I learned a lot of statistics back in medical school, many of which are outdated and long since forgotten. A few still haunt me, though. One example: Over 50% of seniors who suffered a broken hip would be in a nursing home or in their grave within a year.
The odds are somewhat better today, but a hip fracture is still a very serious event, especially if your health or your independence is already compromised. We may be better at helping people recover, but the best strategy is not break that hip in the first place.
Another lesson that has stayed with me from those days involves a gentleman who had spent his weekend baling hay despite his terrible back pain. He was able to do so with the assistance of handfuls of Tylenol and a beer or two at the end of each long hot day. Little did he realize he was poisoning himself with all that acetaminophen.
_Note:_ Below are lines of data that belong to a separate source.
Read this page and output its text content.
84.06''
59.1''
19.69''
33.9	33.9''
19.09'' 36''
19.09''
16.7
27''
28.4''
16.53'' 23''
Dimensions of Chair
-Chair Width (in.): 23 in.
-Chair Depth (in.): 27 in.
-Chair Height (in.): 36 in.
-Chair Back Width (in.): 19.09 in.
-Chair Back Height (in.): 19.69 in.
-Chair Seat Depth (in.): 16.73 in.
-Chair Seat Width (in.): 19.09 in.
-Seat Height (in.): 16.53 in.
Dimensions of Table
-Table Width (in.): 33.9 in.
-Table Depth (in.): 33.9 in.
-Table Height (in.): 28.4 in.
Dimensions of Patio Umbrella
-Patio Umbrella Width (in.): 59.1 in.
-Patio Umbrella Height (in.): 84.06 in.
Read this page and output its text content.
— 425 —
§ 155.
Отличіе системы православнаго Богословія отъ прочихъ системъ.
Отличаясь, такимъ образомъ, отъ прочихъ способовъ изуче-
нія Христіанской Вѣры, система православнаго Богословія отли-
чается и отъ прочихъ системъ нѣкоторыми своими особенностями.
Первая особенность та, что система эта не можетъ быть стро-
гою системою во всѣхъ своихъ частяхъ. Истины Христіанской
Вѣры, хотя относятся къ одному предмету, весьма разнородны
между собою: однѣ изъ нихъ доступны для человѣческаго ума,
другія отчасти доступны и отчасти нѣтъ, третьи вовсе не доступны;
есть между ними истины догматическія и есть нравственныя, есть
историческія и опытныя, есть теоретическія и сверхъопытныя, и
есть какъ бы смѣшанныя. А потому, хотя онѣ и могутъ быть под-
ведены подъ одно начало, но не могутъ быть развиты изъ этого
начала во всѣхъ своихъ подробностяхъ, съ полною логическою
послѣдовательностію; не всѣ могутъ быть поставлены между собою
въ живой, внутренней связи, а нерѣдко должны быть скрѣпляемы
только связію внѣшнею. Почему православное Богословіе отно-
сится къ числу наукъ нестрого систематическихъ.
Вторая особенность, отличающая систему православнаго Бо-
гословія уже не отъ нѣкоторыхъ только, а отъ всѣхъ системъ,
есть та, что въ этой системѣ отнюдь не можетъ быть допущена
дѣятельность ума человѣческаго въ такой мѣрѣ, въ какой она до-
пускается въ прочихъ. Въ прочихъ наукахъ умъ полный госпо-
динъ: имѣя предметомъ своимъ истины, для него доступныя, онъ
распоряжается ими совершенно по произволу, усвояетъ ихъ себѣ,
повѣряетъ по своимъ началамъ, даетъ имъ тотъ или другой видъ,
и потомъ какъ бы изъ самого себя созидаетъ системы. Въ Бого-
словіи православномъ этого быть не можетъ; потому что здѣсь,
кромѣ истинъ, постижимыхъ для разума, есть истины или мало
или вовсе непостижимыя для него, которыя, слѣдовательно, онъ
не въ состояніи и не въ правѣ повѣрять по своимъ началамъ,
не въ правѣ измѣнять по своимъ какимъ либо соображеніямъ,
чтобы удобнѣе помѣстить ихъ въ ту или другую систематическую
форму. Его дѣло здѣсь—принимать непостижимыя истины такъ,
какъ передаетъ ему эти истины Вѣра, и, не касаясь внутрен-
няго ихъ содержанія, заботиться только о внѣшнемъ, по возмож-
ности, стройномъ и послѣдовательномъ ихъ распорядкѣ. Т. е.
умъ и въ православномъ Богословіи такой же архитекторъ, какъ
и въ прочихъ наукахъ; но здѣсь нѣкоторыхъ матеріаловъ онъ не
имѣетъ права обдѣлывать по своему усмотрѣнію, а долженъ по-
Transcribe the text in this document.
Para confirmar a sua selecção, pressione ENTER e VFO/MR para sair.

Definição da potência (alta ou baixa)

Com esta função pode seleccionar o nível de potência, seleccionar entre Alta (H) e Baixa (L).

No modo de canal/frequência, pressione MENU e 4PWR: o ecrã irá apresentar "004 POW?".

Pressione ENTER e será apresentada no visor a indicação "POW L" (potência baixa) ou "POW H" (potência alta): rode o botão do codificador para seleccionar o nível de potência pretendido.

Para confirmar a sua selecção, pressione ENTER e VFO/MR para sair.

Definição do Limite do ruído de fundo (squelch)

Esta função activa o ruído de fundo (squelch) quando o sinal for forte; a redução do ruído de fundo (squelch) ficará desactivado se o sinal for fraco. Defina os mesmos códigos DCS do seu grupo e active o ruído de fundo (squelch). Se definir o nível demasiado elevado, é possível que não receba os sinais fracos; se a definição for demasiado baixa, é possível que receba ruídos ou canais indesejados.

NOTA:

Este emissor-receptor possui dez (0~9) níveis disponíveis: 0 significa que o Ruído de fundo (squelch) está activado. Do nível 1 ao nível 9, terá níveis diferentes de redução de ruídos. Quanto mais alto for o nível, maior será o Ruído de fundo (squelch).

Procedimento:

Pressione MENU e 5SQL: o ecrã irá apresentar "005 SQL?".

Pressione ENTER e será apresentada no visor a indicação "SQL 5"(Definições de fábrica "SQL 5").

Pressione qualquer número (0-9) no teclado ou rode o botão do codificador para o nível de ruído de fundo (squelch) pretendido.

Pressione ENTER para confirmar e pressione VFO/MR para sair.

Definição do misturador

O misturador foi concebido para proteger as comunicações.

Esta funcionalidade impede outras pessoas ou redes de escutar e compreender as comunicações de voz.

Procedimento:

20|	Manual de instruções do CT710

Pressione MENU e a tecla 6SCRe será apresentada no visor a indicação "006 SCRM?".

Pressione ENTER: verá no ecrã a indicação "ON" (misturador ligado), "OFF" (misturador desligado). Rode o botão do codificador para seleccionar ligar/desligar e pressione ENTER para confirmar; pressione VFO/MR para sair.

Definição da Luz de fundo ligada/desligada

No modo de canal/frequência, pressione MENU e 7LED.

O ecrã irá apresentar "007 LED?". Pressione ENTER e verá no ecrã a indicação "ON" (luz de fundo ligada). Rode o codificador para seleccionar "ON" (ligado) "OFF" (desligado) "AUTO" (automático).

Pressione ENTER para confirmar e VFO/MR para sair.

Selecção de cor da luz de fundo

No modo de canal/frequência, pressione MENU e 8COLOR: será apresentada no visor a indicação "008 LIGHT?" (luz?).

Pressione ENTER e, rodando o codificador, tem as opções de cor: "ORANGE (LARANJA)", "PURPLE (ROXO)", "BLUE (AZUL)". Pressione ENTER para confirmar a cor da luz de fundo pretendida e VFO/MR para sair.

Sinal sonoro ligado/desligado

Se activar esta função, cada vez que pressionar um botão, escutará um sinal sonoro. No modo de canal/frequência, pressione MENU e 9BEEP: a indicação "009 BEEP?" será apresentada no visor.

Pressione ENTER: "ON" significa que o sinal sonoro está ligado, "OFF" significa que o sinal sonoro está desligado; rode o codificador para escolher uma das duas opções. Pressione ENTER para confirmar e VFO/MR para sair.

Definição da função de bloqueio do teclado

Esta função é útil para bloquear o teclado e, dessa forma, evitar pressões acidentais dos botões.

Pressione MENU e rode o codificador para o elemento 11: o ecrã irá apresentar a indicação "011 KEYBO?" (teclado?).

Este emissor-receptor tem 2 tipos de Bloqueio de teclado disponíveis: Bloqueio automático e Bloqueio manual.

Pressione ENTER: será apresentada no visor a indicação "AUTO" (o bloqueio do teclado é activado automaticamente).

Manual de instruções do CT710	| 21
By Wednesday, he was on a ventilator in our ICU in need of a new liver. His story is still common; acetaminophen toxicity is the most common cause for liver transplantation in the United States and the second most common cause world wide. At appropriate doses, Tylenol is extremely safe. It’s just really easy to exceed those doses if you aren’t vigilant.
I don’t think any American makes it into adulthood without a story or two about a motor vehicle accident involving someone they knew. After all, between 2 and 3 million of our countrymen are injured on our roads each year. About 40,000 of us die and many others find their lives permanently changed by the injuries they sustain. Nearly 200 Americans die every day from traumatic brain injuries, but even those who survive the initial event face a grim future. If their injury is severe enough to require an inpatient rehabilitation stay, an additional one in five people die within the next five years. Nearly 60% of the others face at least moderate disability.
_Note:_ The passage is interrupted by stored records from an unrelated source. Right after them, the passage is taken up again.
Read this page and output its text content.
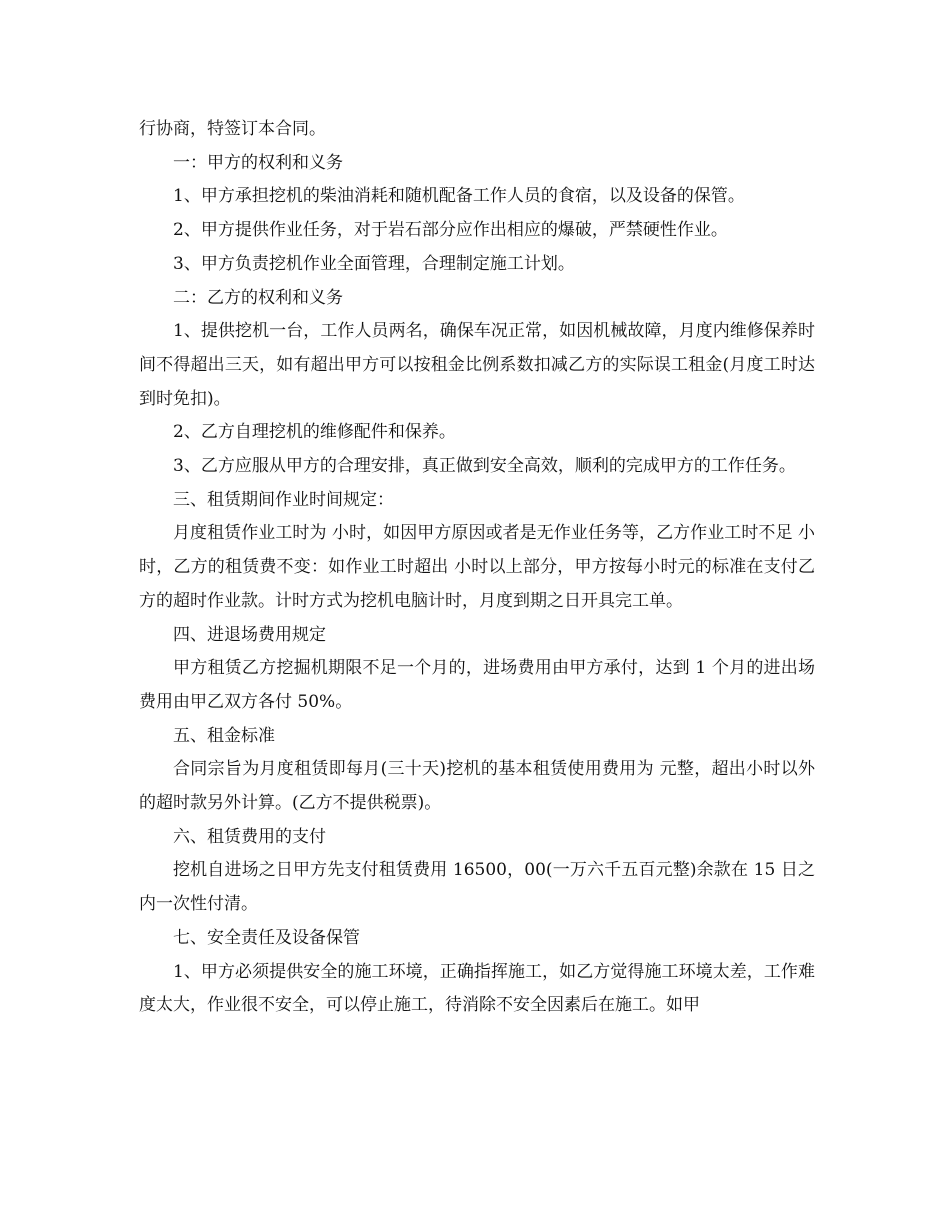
行协商，特签订本合同。

一：甲方的权利和义务

1、甲方承担挖机的柴油消耗和随机配备工作人员的食宿，以及设备的保管。

2、甲方提供作业任务，对于岩石部分应作出相应的爆破，严禁硬性作业。

3、甲方负责挖机作业全面管理，合理制定施工计划。

二：乙方的权利和义务

1、提供挖机一台，工作人员两名，确保车况正常，如因机械故障，月度内维修保养时间不得超出三天，如有超出甲方可以按租金比例系数扣减乙方的实际误工租金(月度工时达到时免扣)。

2、乙方自理挖机的维修配件和保养。

3、乙方应服从甲方的合理安排，真正做到安全高效，顺利的完成甲方的工作任务。

三、租赁期间作业时间规定：

月度租赁作业工时为 小时，如因甲方原因或者是无作业任务等，乙方作业工时不足 小时，乙方的租赁费不变：如作业工时超出 小时以上部分，甲方按每小时元的标准在支付乙方的超时作业款。计时方式为挖机电脑计时，月度到期之日开具完工单。

四、进退场费用规定

甲方租赁乙方挖掘机期限不足一个月的，进场费用由甲方承付，达到 1 个月的进出场费用由甲乙双方各付 50%。

五、租金标准

合同宗旨为月度租赁即每月(三十天)挖机的基本租赁使用费用为 元整，超出小时以外的超时款另外计算。(乙方不提供税票)。

六、租赁费用的支付

挖机自进场之日甲方先支付租赁费用 16500，00(一万六千五百元整)余款在 15 日之内一次性付清。

七、安全责任及设备保管

1、甲方必须提供安全的施工环境，正确指挥施工，如乙方觉得施工环境太差，工作难度太大，作业很不安全，可以停止施工，待消除不安全因素后在施工。如甲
In 2019, unintentional injuries were the leading cause of death for Americans between the ages of 1 and 44 and the third leading cause overall. Poisoning, motor vehicle accidents and falls account for the vast majority of those deaths with all other causes, including suffocation, drowning and fire, making up about 15%.
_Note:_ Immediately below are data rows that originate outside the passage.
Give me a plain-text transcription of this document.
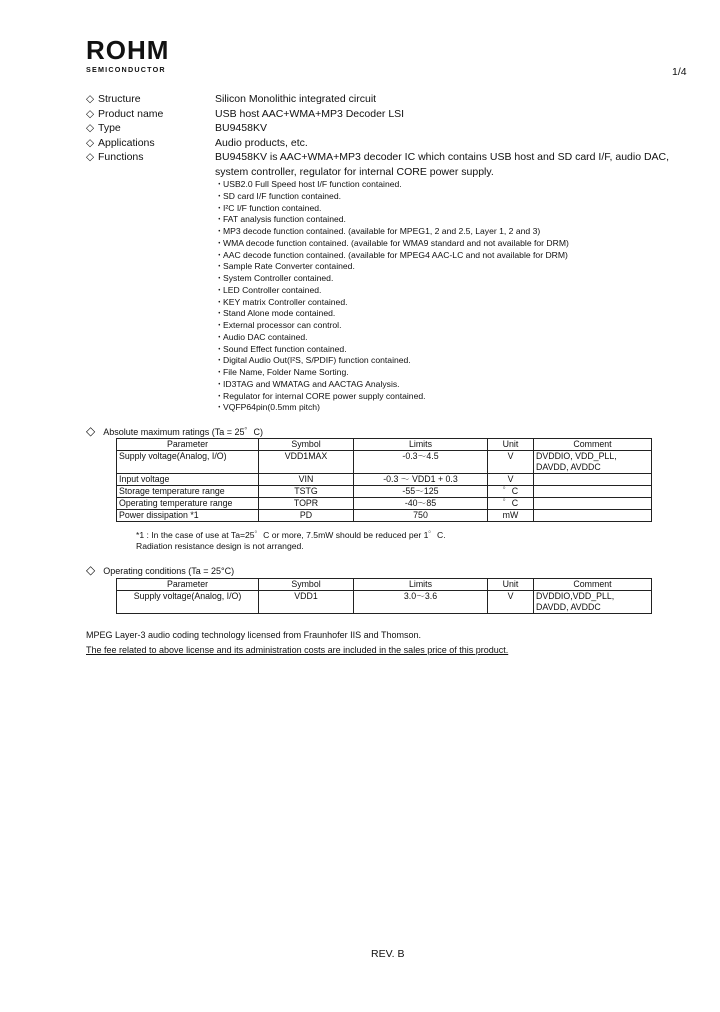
ROHM
SEMICONDUCTOR	1/4
◇ Structure	Silicon Monolithic integrated circuit
◇ Product name	USB host AAC+WMA+MP3 Decoder LSI
◇ Type	BU9458KV
◇ Applications	Audio products, etc.
◇ Functions	BU9458KV is AAC+WMA+MP3 decoder IC which contains USB host and SD card I/F, audio DAC,
system controller, regulator for internal CORE power supply.
・USB2.0 Full Speed host I/F function contained.
・SD card I/F function contained.
・I²C I/F function contained.
・FAT analysis function contained.
・MP3 decode function contained. (available for MPEG1, 2 and 2.5, Layer 1, 2 and 3)
・WMA decode function contained. (available for WMA9 standard and not available for DRM)
・AAC decode function contained. (available for MPEG4 AAC-LC and not available for DRM)
・Sample Rate Converter contained.
・System Controller contained.
・LED Controller contained.
・KEY matrix Controller contained.
・Stand Alone mode contained.
・External processor can control.
・Audio DAC contained.
・Sound Effect function contained.
・Digital Audio Out(I²S, S/PDIF) function contained.
・File Name, Folder Name Sorting.
・ID3TAG and WMATAG and AACTAG Analysis.
・Regulator for internal CORE power supply contained.
・VQFP64pin(0.5mm pitch)
◇ Absolute maximum ratings (Ta = 25゜C)
Parameter	Symbol	Limits	Unit	Comment
Supply voltage(Analog, I/O)	VDD1MAX	-0.3～4.5	V	DVDDIO, VDD_PLL,
				DAVDD, AVDDC
Input voltage	VIN	-0.3 ～ VDD1 + 0.3	V	
Storage temperature range	TSTG	-55～125	゜C	
Operating temperature range	TOPR	-40～85	゜C	
Power dissipation *1	PD	750	mW	
*1 : In the case of use at Ta=25゜C or more, 7.5mW should be reduced per 1゜C.
Radiation resistance design is not arranged.
◇ Operating conditions (Ta = 25°C)
Parameter	Symbol	Limits	Unit	Comment
Supply voltage(Analog, I/O)	VDD1	3.0～3.6	V	DVDDIO,VDD_PLL,
				DAVDD, AVDDC
MPEG Layer-3 audio coding technology licensed from Fraunhofer IIS and Thomson.
The fee related to above license and its administration costs are included in the sales price of this product.
REV. B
I think I’ll keep nagging people about getting their calcium, about wearing their seatbelts and helmets, and about locking up their firearms. In fact, I’m going to nag YOU right now: Go check the batteries in your smoke detectors. Put your phone where it can’t tempt you when you get behind the wheel. Slow down a little. Do your part to protect yourself, your family and your neighbors.
Let’s keep ourselves and each other safe out there, people.